Automating First Floor Elevation Estimates with Google Street View and Machine Learning
Riccardo Negri, Ph.D. Candidate at NYU Tandon and UC Berkeley and member of the Disaster Risk Analysis Lab
Authors
Lishun Liu Gaara, Danni Yang, Qirui Su
Research Question
The project addresses the gap between existing research methods for estimating First Floor Height Above Ground (FFHAG) and their practical application by local governments. Accurate FFHAG data are critical for flood risk assessments, but current approaches often rely on cost-intensive surveys that most cities cannot afford. The team is reviewing state-of-the-art methods for estimating FFHAG and detecting basement presence using ML and Google Street View imagery, as well as methods for retrieving images from geocoded addresses. They are integrating these components into an accessible, automated system and test its reliability by comparing outputs with standard Hazus-based flood risk estimates used by FEMA.
Background
This project aims to develop a system to estimate First Floor Height Above Ground (FFHAG) for residential buildings exposed to flooding, using Google Street View imagery and machine learning (ML). Accurate FFHAG data are critical for flood risk assessments but are rarely available at scale. For example, NYC compiled FFHAG data through the Building Elevation and Subgrade (BES) survey, which required significant resources. The proposed system uses publicly available imagery and existing ML algorithms to estimate FFHAG, reducing the need for resource-intensive surveys and making the approach feasible for other flood-prone cities. The project has three phases. In the first phase, the team reviews literature on ML methods for estimating FFHAG and detecting basement presence from building images.

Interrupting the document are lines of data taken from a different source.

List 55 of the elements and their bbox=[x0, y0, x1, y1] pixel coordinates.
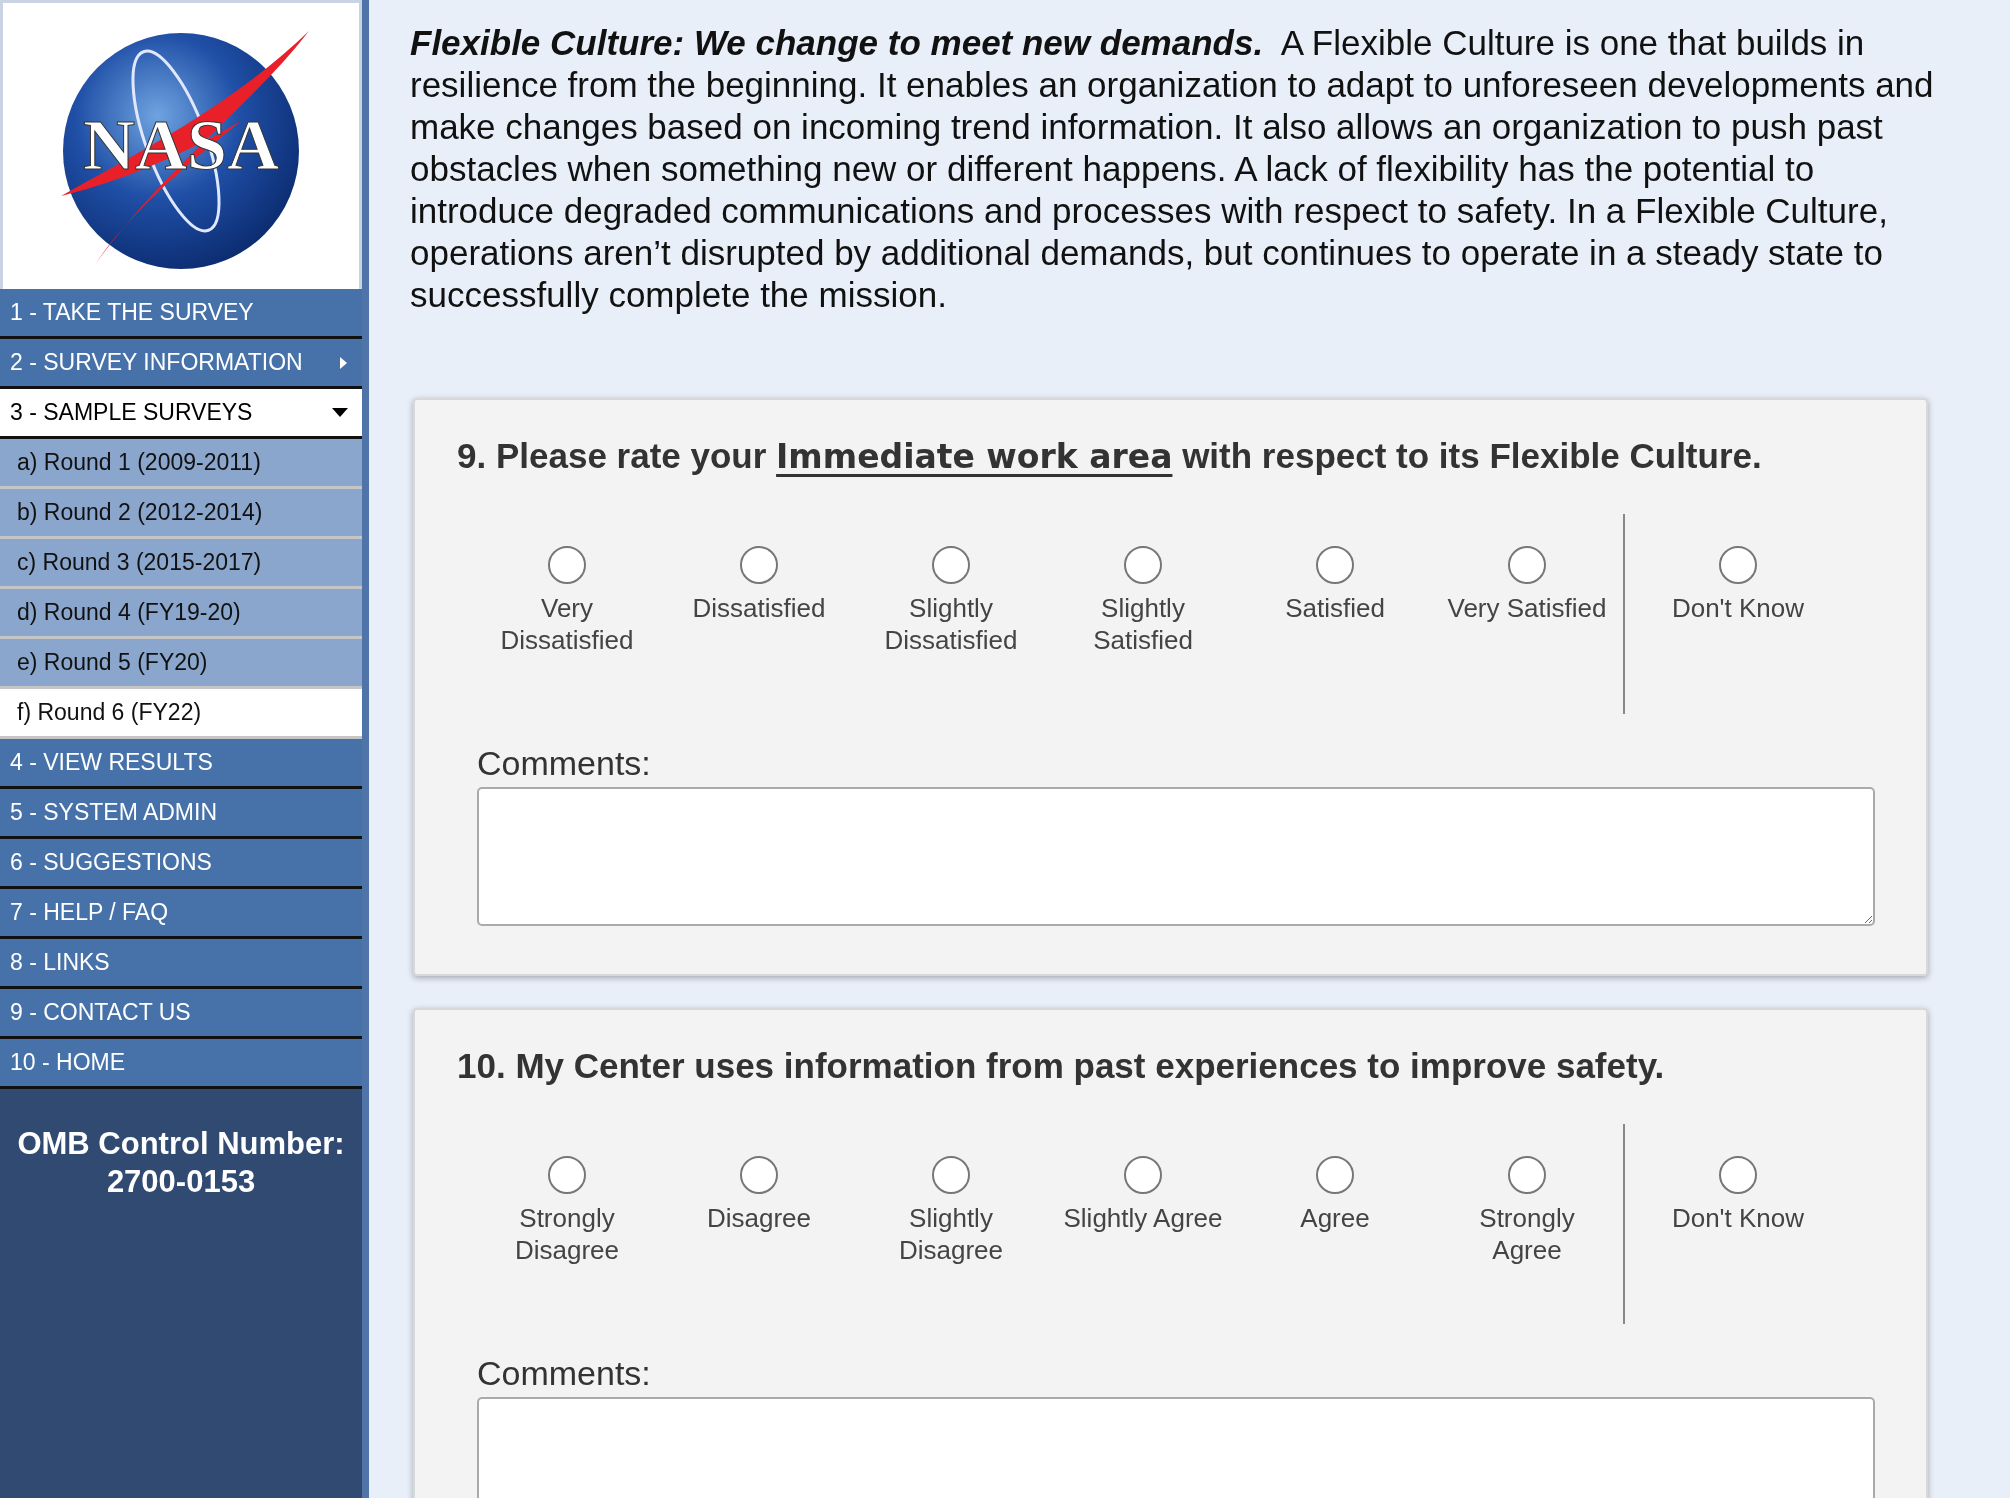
radio-button[interactable] bbox=[1719, 546, 1757, 584]
submenu-item[interactable]: f) Round 6 (FY22) bbox=[0, 689, 362, 739]
radio-option[interactable]: Strongly Disagree bbox=[471, 1124, 663, 1324]
radio-option[interactable]: Slightly Disagree bbox=[855, 1124, 1047, 1324]
radio-option[interactable]: Dissatisfied bbox=[663, 514, 855, 714]
radio-button[interactable] bbox=[932, 1156, 970, 1194]
radio-option[interactable]: Very Satisfied bbox=[1431, 514, 1623, 714]
radio-button[interactable] bbox=[1124, 546, 1162, 584]
menu-item[interactable]: 6 - SUGGESTIONS bbox=[0, 839, 362, 889]
radio-option[interactable]: Don't Know bbox=[1625, 514, 1851, 714]
radio-option[interactable]: Slightly Satisfied bbox=[1047, 514, 1239, 714]
submenu-item[interactable]: b) Round 2 (2012-2014) bbox=[0, 489, 362, 539]
radio-option[interactable]: Strongly Agree bbox=[1431, 1124, 1623, 1324]
radio-option[interactable]: Agree bbox=[1239, 1124, 1431, 1324]
submenu-item[interactable]: d) Round 4 (FY19-20) bbox=[0, 589, 362, 639]
radio-button[interactable] bbox=[740, 1156, 778, 1194]
radio-button[interactable] bbox=[932, 546, 970, 584]
menu-item[interactable]: 4 - VIEW RESULTS bbox=[0, 739, 362, 789]
menu-item[interactable]: 8 - LINKS bbox=[0, 939, 362, 989]
radio-option[interactable]: Slightly Dissatisfied bbox=[855, 514, 1047, 714]
radio-button[interactable] bbox=[548, 1156, 586, 1194]
menu-item[interactable]: 2 - SURVEY INFORMATION bbox=[0, 339, 362, 389]
submenu-item[interactable]: c) Round 3 (2015-2017) bbox=[0, 539, 362, 589]
menu-item[interactable]: 5 - SYSTEM ADMIN bbox=[0, 789, 362, 839]
radio-option[interactable]: Satisfied bbox=[1239, 514, 1431, 714]
omb-label: OMB Control Number: bbox=[16, 1125, 346, 1163]
radio-button[interactable] bbox=[1124, 1156, 1162, 1194]
radio-option[interactable]: Disagree bbox=[663, 1124, 855, 1324]
comments-field[interactable] bbox=[477, 787, 1875, 926]
radio-option[interactable]: Don't Know bbox=[1625, 1124, 1851, 1324]
radio-button[interactable] bbox=[1316, 1156, 1354, 1194]
radio-option[interactable]: Very Dissatisfied bbox=[471, 514, 663, 714]
comments-label: Comments: bbox=[477, 744, 652, 783]
comments-field[interactable] bbox=[477, 1397, 1875, 1498]
radio-button[interactable] bbox=[1508, 546, 1546, 584]
omb-number: 2700-0153 bbox=[105, 1163, 257, 1201]
menu-item[interactable]: 10 - HOME bbox=[0, 1039, 362, 1089]
radio-button[interactable] bbox=[1508, 1156, 1546, 1194]
menu-item[interactable]: 3 - SAMPLE SURVEYS bbox=[0, 389, 362, 439]
submenu-item[interactable]: a) Round 1 (2009-2011) bbox=[0, 439, 362, 489]
radio-button[interactable] bbox=[548, 546, 586, 584]
comments-label: Comments: bbox=[477, 1354, 652, 1393]
caret-down-icon bbox=[332, 408, 348, 417]
radio-button[interactable] bbox=[1316, 546, 1354, 584]
menu-item[interactable]: 1 - TAKE THE SURVEY bbox=[0, 289, 362, 339]
radio-option[interactable]: Slightly Agree bbox=[1047, 1124, 1239, 1324]
question-title: 9. Please rate your Immediate work area with respect to its Flexible Culture. bbox=[457, 436, 1763, 476]
radio-button[interactable] bbox=[1719, 1156, 1757, 1194]
radio-button[interactable] bbox=[740, 546, 778, 584]
menu-item[interactable]: 9 - CONTACT US bbox=[0, 989, 362, 1039]
question-title: 10. My Center uses information from past experiences to improve safety. bbox=[457, 1046, 1666, 1086]
intro-paragraph: Flexible Culture: We change to meet new demands. A Flexible Culture is one that builds in resilience from the beginning. It enables an organization to adapt to unforeseen developments and make changes based on incoming trend information. It also allows an organization to push past obstacles when something new or different happens. A lack of flexibility has the potential to introduce degraded communications and processes with respect to safety. In a Flexible Culture, operations aren’t disrupted by additional demands, but continues to operate in a steady state to successfully complete the mission. bbox=[410, 22, 1935, 316]
menu-item[interactable]: 7 - HELP / FAQ bbox=[0, 889, 362, 939]
submenu-item[interactable]: e) Round 5 (FY20) bbox=[0, 639, 362, 689]
caret-right-icon bbox=[339, 355, 348, 370]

The team then manually labels images in a selected NYC neighborhood, trains selected models, and evaluates their accuracy using the BES dataset. In the second phase, the team assesses techniques for extracting building images from Google Street View that are suitable for ML analysis. They select an existing algorithm (or develop a new one) to automate image retrieval from Google Street View starting from a list of geocoded addresses. In the final phase, the team applies the system in a pilot neighborhood to generate parcel-level FFHAG and basement presence estimates. The team uses these results to perform a flood risk analysis, and compare the outputs with those from Hazus-based methods currently used by FEMA.
Methodology
The project follows three steps:
-
The team reviews existing machine learning methods for estimating First Floor Height Above Ground (FFHAG) and detecting basement presence from street-level imagery. Based on this review, they select 2-3 suitable models for testing. They also manually label a sample of buildings in a selected NYC neighborhood, train the chosen models, and evaluate their accuracy using the NYC Building Elevation and Subgrade dataset.
-
The team reviews available algorithms for retrieving building images from Google Street View based on address inputs. They implement a system that automates this process, ensuring that the retrieved images clearly show building entrances and other relevant features.
-
The team applies the full system (image retrieval and FFHAG/basement estimation) to a case-study neighborhood. They use the output to run a flood risk analysis and compare the results with those generated using FEMA's standard Hazus methodology.
Deliverables
- Prototype of an automated system that retrieves Google Street View images for a set of geocoded addresses and estimates First Floor Height Above Ground (FFHAG) and basement presence using machine learning.
- Technical report documenting the system architecture, data sources, model performance, and comparison with standard FEMA Hazus-based risk outputs.
- Web-based interface or notebook demonstrating the system's application to a pilot neighborhood, highlighting usability for non-research users.
Data Sources
All required data are open-access or accessible through standard APIs, and no proprietary or sponsor-provided data are needed. The main data sources include:
-
Google Street View imagery, accessed through the Google Maps API, for visual input
-
Geocoded building address lists, which can be obtained from open NYC datasets (e.g., PLUTO or Primary Land Use Tax Lot Output)
-
Building Elevation and Subgrade (BES) dataset published by NYC as a ground-truth reference for model training and validation.